Raden Ajeng Kartini dikenal luas sebagai pelopor emansipasi wanita di Indonesia. Namun, di balik perjuangannya dalam menuntut kesetaraan dan pendidikan bagi kaum perempuan, ada sosok ulama besar yang memberikan pengaruh besar terhadap spiritualitas dan pemikiran Kartini, yaitu Kiai Haji Sholeh Darat.
K.H. Sholeh Darat merupakan ulama kharismatik dari Semarang yang hidup pada abad ke-19. Ia dikenal sebagai ahli tafsir, fiqih, dan tasawuf yang produktif menulis kitab-kitab keislaman dalam bahasa Arab dan Jawi (Arab Pegon). Ia adalah guru dari banyak tokoh besar, termasuk Hadratussyaikh KH. Hasyim Asy’ari, pendiri Nahdlatul Ulama.
Kartini yang tumbuh dalam lingkungan priyayi Jawa mengalami kegelisahan spiritual. Ia membaca banyak literatur Barat dan membandingkannya dengan ajaran Islam yang pada saat itu kurang bisa diakses oleh kalangan perempuan, terutama karena keterbatasan bahasa. Al-Qur’an hanya tersedia dalam bahasa Arab, dan tafsirnya pun hanya dimiliki oleh kalangan pesantren.
Dalam surat-suratnya, Kartini pernah mengungkapkan kebingungannya tentang ajaran Islam yang terasa “gelap” baginya, karena ia tidak mengerti bahasa Arab. Ia menyayangkan bahwa Al-Qur’an tidak bisa dibaca dan dipahami oleh rakyat awam.
Kegelisahan Kartini ini didengar oleh K.H. Sholeh Darat, yang kemudian menyusun tafsir Al-Fatihah dan Juz ‘Amma dalam bahasa Jawa dengan aksara Arab Pegon. Tafsir tersebut diberi judul Faidlur Rahman fi Tarjamati Tafsir Kalam Malikid Dayyan, yang merupakan salah satu tafsir pertama dalam bahasa lokal di Nusantara.
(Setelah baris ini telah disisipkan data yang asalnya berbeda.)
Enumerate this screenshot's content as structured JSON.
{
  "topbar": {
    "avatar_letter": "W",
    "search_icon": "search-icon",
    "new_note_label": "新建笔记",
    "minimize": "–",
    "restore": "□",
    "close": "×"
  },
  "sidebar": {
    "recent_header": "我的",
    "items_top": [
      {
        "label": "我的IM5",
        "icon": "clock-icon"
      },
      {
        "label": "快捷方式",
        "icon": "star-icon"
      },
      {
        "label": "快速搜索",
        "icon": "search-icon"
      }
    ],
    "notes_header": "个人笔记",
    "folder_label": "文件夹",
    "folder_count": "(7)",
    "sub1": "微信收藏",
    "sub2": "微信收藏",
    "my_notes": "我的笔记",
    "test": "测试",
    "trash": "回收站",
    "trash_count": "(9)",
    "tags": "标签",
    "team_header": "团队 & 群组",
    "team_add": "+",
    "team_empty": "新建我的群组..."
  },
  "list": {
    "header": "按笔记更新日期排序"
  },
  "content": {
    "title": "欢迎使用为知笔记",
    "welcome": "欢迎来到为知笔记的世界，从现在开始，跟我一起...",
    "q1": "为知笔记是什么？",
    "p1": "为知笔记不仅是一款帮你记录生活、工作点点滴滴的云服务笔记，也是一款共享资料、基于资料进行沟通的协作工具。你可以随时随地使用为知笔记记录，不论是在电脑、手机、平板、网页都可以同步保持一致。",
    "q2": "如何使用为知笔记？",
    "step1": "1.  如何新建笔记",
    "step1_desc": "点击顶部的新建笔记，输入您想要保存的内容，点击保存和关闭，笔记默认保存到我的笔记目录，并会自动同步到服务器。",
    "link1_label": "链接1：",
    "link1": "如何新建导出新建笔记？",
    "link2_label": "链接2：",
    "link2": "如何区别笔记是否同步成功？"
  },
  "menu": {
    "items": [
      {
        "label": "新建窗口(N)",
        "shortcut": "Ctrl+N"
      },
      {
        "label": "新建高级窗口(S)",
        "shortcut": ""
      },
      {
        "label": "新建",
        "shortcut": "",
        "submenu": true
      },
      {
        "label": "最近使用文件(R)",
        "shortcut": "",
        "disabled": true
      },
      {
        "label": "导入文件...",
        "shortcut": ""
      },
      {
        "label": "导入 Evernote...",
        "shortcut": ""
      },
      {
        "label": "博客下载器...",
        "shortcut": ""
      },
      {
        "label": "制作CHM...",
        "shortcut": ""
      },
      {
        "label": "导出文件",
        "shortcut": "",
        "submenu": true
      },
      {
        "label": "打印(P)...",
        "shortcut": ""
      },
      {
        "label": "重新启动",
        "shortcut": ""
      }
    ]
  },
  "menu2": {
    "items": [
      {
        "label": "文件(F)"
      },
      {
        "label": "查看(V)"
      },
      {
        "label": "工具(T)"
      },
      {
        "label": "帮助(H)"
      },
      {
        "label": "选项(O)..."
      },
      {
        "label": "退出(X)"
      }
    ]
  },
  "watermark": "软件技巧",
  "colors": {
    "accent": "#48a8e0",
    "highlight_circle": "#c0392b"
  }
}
Tafsir karya K.H. Sholeh Darat ini dihadiahkan kepada Kartini saat pernikahannya dengan Bupati Rembang, R.M. Joyodiningrat. Ketika menerima kitab tersebut, Kartini sangat terharu dan menyatakan bahwa inilah pertama kalinya ia bisa memahami isi Al-Qur’an. Ia pun berkata:
“Selama ini Al-Fatihah gelap bagi saya. Saya tak mengerti sedikitpun maknanya. Tetapi sejak hari ini ia menjadi terang-benderang sampai kepada makna tersiratnya, sebab Romo Kyai telah menerangkannya dalam bahasa Jawa yang saya pahami.”
Setelah mengenal tafsir karya K.H. Sholeh Darat, pemikiran Kartini mengalami transformasi spiritual. Ia semakin menyadari bahwa Islam sejatinya mendukung pendidikan dan penghormatan terhadap perempuan. Hal ini makin memperkuat tekadnya untuk memperjuangkan hak-hak perempuan, tidak hanya berdasarkan nilai-nilai modern Barat, tetapi juga berlandaskan nilai-nilai Islam yang rahmatan lil ‘alamin.
Hubungan antara R.A. Kartini dan K.H. Sholeh Darat bukanlah sekadar hubungan antara murid dan guru, melainkan sebuah perjumpaan pemikiran yang melahirkan pencerahan dalam sejarah perjuangan perempuan Indonesia. K.H. Sholeh Darat memberikan Kartini alat untuk memahami Islam secara mendalam, dan Kartini membuktikan bahwa ajaran Islam mampu berjalan beriringan dengan kemajuan dan kesetaraan.